Her new book is divided into 13 chapters, each one made up of short sections, or “essayettes.” In these, McEwen ranges from what she calls “human-centered listening,” such as what children first absorb in their homes, to listening to the sounds of nature, to “professional listening,” such as listening to music.

To do that, the author weaves first-person observation and personal memories with a look at how a wide range of people and professionals such as musicians, many of whom she interviews, have approached these topics.

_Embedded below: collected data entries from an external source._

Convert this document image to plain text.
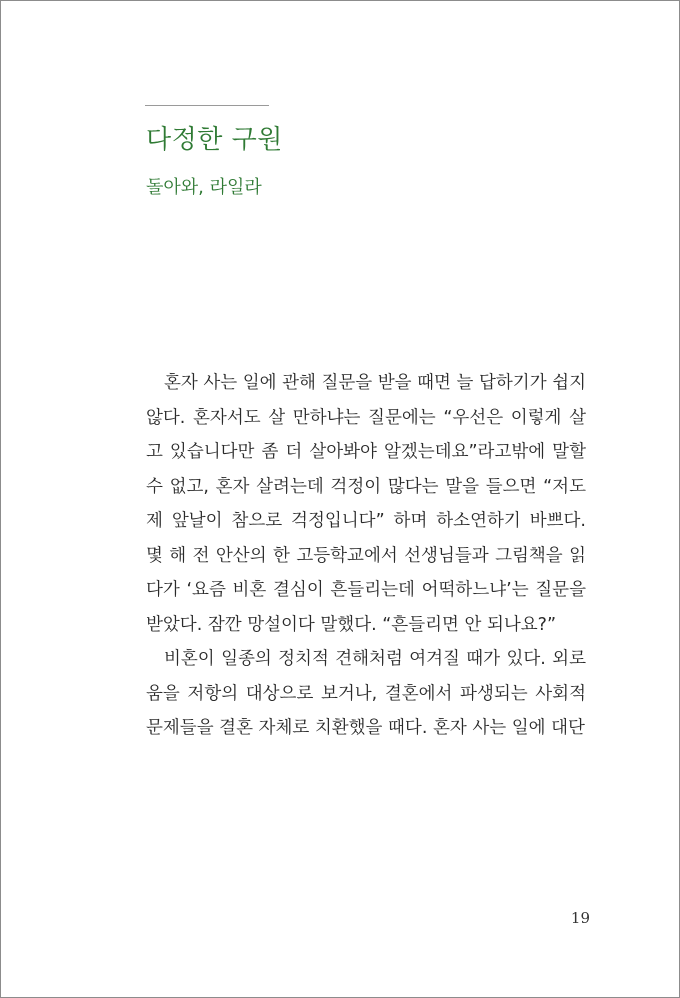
다정한 구원
돌아와, 라일라

혼자 사는 일에 관해 질문을 받을 때면 늘 답하기가 쉽지 않다. 혼자서도 살 만하냐는 질문에는 “우선은 이렇게 살고 있습니다만 좀 더 살아봐야 알겠는데요”라고밖에 말할 수 없고, 혼자 살려는데 걱정이 많다는 말을 들으면 “저도 제 앞날이 참으로 걱정입니다” 하며 하소연하기 바쁘다. 몇 해 전 안산의 한 고등학교에서 선생님들과 그림책을 읽다가 ‘요즘 비혼 결심이 흔들리는데 어떡하느냐’는 질문을 받았다. 잠깐 망설이다 말했다. “흔들리면 안 되나요?”

비혼이 일종의 정치적 견해처럼 여겨질 때가 있다. 외로움을 저항의 대상으로 보거나, 결혼에서 파생되는 사회적 문제들을 결혼 자체로 치환했을 때다. 혼자 사는 일에 대단

19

McEwen notes that Henry David Thoreau, known for the time he spent living in rustic isolation by Walden Pond in Concord, was also a “delighted and surprising listener” who described how, while rowing on the pond one day, he struck his boat with an oar and filled “the surrounding woods with circling and dilating sound.”

And she describes how the small, craggy Isle of Eigg, off the west coast of her native Scotland, boasts a stretch of beach known as the Singing Sands of Eigg (or Traigh na Bigil in Gaelic) that’s a great place to hear the varied voices of nature, sounds that we’re usually too preoccupied to catch.

“The sand ‘sings’ at a right angle to the wind, as one layer is blown or shifted over the layer beneath,” McEwen writes. “Standing on the beach, just above the tide line, your hear what the sound artist Bernie Krause has christened geophony … the earth’s own natural voice.”

“This essential book reminds us of essential things,” writes one critic of McEwen’s new work. “[L]ike the way listening can be a creative advance, not a passive retreat .. and that listening outward can lead to listening inward.”